L‘J’avais gardé de côté comme une bonne douceur qu’on ne mange pas tout de suite mais qu’on attend le moment idéal pour en profiter pleinement. Même un livre peut être un prix, si seulement vous savez choisir le bon jour pour le goûter. Et c’était ainsi.
Je vous avais déjà parlé de cette auteure talentueuse et surprenante dans une précédente chronique mais à l’époque c’était son recueil de poèmes, 50 tentatives de suicide plus 50 objets contondantsmaintenant à la place Alessandra Carnaroli commence en prose par La furie (Solferino), dans la belle série Pavoni éditée par Teresa Ciabatti.
La furie c’est un livre mais aussi une séance musicale « agrammaticale », une immersion dans la contemporanéité de nos viesqui à leur tour, comme les voix du livre, n’ont pas de tendance régulière mais vacillent et changent de style et de couleur jour après jour, exposées à la douleur, aux chocs soudains et aux joies inattendues (souvent plus de chocs que de joies).
Pour être honnête cependant, la prose et la poésie sont des catégories abstraites pour cet auteur, totalement insuffisant pour définir son style. Alessandra Carnaroli écrit juste, et nous laisse aux lecteurs la totale liberté de tout lire d’un seul souffle, sans avoir à l’enfermer à tout prix dans un genre prédéfini.
«Je devais écrire un livre qui racontait comment nous les femmes vivons, qui nous fait du mal et qui nous fait du bien, des femmes qui vont bien et de celles qui souffrent, de la violence de certains hommes et de l’amour des autres…».
Pour mettre les choses en ordre, si possible, Miranda est la protagoniste de ces histoires qui se croisent tellement qu’elles deviennent un chœur polyphonique dans lequel nous nous reconnaissons en découvrant nos blessures et nos faiblesses mais aussi toutes les bagatelles quotidiennes qui nous affligent ou, pire, captent obsessionnellement notre attention.
Carnaroli est un grand observateur, un voyeur expert de la vie des autres et de la chronique la plus misérable qui définit désormais notre passage sur terre. La force narrative de Carnaroli réside dans les détails – on sait que le diable se cache dans les détails – mais ce sont eux qui rendent les histoires fascinantes.

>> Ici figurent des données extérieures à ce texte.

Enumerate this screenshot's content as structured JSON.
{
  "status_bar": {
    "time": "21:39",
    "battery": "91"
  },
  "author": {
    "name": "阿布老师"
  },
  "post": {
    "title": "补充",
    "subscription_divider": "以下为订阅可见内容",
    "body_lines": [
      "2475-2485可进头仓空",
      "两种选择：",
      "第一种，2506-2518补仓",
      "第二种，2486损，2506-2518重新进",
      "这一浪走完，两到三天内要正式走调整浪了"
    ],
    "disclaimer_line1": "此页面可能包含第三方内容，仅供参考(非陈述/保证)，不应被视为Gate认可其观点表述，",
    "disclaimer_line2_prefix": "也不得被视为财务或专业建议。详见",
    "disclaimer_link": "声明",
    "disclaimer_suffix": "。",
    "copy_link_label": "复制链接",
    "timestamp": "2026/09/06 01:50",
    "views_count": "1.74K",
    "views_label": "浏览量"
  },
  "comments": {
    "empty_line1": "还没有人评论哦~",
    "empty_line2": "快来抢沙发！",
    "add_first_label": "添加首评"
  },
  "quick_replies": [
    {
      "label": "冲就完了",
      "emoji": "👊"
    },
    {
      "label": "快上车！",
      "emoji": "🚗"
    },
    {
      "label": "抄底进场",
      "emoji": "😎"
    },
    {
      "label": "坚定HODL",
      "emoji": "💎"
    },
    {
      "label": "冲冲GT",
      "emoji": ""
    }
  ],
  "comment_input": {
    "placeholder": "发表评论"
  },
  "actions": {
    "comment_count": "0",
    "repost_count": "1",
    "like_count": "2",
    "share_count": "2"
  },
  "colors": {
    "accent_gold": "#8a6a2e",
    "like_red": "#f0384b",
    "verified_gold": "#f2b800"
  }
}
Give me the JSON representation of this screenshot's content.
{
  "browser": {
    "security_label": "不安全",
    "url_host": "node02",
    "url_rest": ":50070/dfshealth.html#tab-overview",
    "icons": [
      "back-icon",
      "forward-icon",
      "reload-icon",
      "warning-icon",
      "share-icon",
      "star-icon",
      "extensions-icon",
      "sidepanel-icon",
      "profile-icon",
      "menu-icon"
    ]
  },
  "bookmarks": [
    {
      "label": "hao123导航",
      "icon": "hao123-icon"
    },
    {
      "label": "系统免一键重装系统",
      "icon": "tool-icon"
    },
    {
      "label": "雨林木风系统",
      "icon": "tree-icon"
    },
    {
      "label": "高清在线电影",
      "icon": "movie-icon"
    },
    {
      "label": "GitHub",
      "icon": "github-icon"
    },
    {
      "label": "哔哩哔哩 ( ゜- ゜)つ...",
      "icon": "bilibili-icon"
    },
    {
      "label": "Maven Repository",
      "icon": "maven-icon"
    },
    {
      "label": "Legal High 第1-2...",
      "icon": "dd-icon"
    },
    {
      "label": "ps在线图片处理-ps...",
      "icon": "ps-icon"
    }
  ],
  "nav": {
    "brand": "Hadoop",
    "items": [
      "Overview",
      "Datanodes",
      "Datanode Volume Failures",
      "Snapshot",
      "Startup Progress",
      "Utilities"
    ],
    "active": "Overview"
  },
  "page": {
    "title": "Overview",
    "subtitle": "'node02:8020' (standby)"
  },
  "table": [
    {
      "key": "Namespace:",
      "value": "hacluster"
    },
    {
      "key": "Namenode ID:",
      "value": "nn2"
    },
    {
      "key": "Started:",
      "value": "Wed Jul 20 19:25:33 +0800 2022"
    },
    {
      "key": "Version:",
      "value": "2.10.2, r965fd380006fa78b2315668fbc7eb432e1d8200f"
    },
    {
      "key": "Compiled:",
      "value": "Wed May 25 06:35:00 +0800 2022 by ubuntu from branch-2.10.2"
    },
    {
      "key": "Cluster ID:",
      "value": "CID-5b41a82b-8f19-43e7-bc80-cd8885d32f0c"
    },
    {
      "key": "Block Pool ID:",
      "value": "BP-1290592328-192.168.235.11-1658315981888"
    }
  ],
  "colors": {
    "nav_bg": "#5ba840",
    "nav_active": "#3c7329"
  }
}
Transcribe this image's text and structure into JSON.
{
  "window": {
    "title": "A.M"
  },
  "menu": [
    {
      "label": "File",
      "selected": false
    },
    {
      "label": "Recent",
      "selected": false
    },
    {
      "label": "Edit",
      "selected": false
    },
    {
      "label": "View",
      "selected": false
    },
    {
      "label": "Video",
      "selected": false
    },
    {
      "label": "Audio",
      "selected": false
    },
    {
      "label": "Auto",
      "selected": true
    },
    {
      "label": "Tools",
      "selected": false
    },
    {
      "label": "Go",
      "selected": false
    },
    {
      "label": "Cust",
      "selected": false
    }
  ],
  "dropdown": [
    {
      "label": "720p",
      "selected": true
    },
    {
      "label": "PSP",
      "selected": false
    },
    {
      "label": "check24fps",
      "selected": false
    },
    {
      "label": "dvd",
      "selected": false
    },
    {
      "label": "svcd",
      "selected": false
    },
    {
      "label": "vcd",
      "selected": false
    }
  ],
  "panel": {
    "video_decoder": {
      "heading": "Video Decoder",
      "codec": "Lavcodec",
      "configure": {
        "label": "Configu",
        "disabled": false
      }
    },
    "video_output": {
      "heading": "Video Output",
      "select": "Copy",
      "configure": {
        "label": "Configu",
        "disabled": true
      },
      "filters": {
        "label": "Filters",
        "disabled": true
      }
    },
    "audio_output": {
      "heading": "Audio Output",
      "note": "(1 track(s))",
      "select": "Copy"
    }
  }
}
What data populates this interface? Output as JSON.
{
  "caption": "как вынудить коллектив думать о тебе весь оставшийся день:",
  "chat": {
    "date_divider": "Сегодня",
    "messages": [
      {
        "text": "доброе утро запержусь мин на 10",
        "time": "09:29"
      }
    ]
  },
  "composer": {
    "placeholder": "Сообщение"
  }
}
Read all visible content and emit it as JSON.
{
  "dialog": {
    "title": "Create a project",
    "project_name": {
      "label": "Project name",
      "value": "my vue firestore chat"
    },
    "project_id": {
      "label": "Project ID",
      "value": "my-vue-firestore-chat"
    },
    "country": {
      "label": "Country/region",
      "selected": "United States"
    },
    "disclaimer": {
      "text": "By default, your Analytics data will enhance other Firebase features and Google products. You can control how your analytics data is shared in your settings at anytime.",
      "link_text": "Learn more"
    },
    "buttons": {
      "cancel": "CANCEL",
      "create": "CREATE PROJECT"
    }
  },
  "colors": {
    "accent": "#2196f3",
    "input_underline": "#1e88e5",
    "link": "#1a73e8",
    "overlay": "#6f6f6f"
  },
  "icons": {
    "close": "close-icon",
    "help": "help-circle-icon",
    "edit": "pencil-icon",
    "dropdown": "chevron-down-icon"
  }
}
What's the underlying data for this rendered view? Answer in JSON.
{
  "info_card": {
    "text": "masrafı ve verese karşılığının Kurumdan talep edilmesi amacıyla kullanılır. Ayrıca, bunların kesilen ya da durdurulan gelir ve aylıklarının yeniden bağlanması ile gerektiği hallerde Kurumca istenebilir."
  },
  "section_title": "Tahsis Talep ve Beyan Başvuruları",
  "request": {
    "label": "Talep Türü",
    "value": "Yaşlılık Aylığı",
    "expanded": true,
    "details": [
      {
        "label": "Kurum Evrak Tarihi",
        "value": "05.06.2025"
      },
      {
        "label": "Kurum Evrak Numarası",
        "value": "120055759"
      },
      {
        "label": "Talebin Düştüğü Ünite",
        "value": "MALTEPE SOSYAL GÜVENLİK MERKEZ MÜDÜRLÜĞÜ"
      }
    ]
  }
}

L’auteur a aussi une autre arme infaillible pour amalgamer tout ce qui est ironie, surtout l’auto-ironie qui donne des ailes à tout contenu dramatique. Alors on ne peut qu’être captivé par le flot de pensées qui traversent le papier, exempt de ponctuation canonique et rassurante, et croyez-moi ça ne vous dérangera pas car comme moi vous serez déjà à l’intérieur du livre et vous ne voudrez plus en sortir.